The reservoir holds 1000000 m3 of water.
It feeds a power plant 7 km downstream.
A tunnel carries water from the dam to the hydroelectric power station at Sainte Lucie de Tallano in the Levo plain.
The power is delivered during daily peak periods of electricity consumption.
With installed capacity of 55 MW the power plant delivers almost 40% of the island's hydroelectricity.
Annual output is estimated at 80GWh.

==History==

The dam was built to EDF's design by a consortium of Vinci Construction Terrassement, Corse Travaux (Eurovia) and Razel-Bec between 2008 and 2012.
The Rizzanese is the fourth major hydroelectric development in Corsica.
The others are on the rivers Prunelli (Tolla dam; Tolla, Ocana and Pont de la Vanna hydroelectric plants), Golo (Calacuccia dam; Sovenzia, Corscia and Castirla hydroelectric plants) and Fiumorbo (Sampolo dam; Trevadine hydroelectric plant).
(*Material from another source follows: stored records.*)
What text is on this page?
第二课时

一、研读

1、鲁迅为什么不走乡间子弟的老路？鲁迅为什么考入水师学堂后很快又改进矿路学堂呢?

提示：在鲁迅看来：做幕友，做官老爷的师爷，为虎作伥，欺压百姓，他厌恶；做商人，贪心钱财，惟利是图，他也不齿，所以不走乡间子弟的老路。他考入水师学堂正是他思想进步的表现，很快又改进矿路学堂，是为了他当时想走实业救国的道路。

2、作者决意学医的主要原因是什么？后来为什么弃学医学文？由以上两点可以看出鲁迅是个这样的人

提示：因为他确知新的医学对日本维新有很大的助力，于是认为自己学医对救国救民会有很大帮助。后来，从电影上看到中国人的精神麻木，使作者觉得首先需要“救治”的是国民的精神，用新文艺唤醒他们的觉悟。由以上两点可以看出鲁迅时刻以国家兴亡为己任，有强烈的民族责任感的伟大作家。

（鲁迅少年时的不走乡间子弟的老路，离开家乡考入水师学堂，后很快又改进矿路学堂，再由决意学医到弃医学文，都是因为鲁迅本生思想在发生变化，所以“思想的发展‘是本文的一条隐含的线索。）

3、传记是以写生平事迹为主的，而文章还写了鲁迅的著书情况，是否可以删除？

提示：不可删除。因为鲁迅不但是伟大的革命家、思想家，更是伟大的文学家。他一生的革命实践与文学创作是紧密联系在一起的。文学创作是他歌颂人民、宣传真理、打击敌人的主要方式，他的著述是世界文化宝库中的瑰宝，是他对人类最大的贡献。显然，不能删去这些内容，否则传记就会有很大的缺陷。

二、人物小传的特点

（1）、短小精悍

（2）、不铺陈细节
Construction began in mid-2008.
The tunnel to carry water from the dam to the power station was completed on 15 October 2010.
On 21 May 2012 the dam was handed over to EDF to start filling the dam.
Impoundment of the Rizzanese reservoir began on 23 May 2012.
The first of two turbines was connected to the Corsican electricity network on 21 February 2013.
Full commissioning was expected in mid-September 2013.